Advocated by former President Jiang Zemin, the project, which was officially launched in 1993, aims to accelerate the construction and reform of China's finance and trade by encouraging more people to use credit cards.
"We have accomplished great achievements in the past decade,'' Zhang said yesterday, which was the 10th anniversary of the golden card project.
In the banking sector, for instance, the People's Bank of China (PBOC) said 91 financial institutions in China -- four State-owned commercial banks, 10 shareholding commercial banks, one post office, 56 city commercial banks and 20 rural credit unions -- had issued 569 million bank cards by the end of June.
According to Chen Jing, director-general of the PBOC's Science and Technology Department, the value of transactions via bank cards reached 11.6 trillion yuan (US$1.39 trillion) last year, up 38 per cent over the previous 12 months.
On the other hand, the development of integrated cards (ICs) also contributed to the progression of the gold card project, said Zhang, who is also director-general of the Department of the Electronics and Information Product Administration under the Ministry of Information Industry (MII).
Due to their large storage and high security, ICs have been applied to many sectors, such as finance, trade, transportation, construction, telecommunication, social security, tax and customs.
Figures from the MII show about 1.3 billion IC cards had been issued up until the middle of this year.
"Nevertheless, there are still some problems existing that have hampered the development of the project,'' Zhang said yesterday while delivering a speech.
For example, domestic financial institutions will have to speed up the inter-linking of different bank cards to improve their services.
Currently, most card holders are only allowed to use automatic teller machines or point of sale machines provided by a specified bank.
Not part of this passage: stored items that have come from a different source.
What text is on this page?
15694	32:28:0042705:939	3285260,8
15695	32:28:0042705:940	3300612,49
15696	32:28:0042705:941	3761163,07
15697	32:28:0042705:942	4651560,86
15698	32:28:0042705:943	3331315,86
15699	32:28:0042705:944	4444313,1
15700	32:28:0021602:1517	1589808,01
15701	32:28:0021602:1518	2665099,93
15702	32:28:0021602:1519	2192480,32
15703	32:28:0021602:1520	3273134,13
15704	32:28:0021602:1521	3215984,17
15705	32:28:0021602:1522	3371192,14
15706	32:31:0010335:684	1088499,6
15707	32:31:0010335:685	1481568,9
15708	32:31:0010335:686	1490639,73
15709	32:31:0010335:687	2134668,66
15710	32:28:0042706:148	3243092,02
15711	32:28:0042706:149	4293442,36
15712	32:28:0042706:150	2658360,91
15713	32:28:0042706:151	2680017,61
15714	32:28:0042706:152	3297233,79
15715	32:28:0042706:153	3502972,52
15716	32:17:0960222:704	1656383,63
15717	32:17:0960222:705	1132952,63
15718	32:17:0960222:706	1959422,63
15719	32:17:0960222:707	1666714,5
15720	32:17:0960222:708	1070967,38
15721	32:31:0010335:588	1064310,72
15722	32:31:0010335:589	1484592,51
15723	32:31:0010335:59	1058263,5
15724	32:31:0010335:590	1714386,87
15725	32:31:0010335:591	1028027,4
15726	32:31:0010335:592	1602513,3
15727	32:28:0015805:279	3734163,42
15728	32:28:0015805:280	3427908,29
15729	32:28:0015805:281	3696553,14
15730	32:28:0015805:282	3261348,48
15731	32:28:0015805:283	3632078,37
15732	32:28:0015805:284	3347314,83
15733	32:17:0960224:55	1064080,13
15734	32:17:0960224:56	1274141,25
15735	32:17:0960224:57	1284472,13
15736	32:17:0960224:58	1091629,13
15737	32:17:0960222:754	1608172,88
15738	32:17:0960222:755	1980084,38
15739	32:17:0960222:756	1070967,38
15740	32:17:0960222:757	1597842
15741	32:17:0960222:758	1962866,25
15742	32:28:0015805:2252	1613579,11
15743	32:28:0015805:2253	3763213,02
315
According to Zhang, factors slowing the development of the project mainly include local government's insignificant emphasis on the project, low penetration of banking cards in some areas and non-standardization within the credit market.
"We are going to work out a second 10-year plan for the project,'' Zhang said.
"Meanwhile, we will further encourage the wide use of banking cards and encourage the banking sector to adopt ICs instead of regular magnetic credit cards so information can be shared by other sectors.''
In another development, the launch of a new identification card system next year will offer a golden opportunity for ICs, Zhang said.
From 2004, China will replace the plastic identification cards presently carried by its citizens aged over 16 with ICs.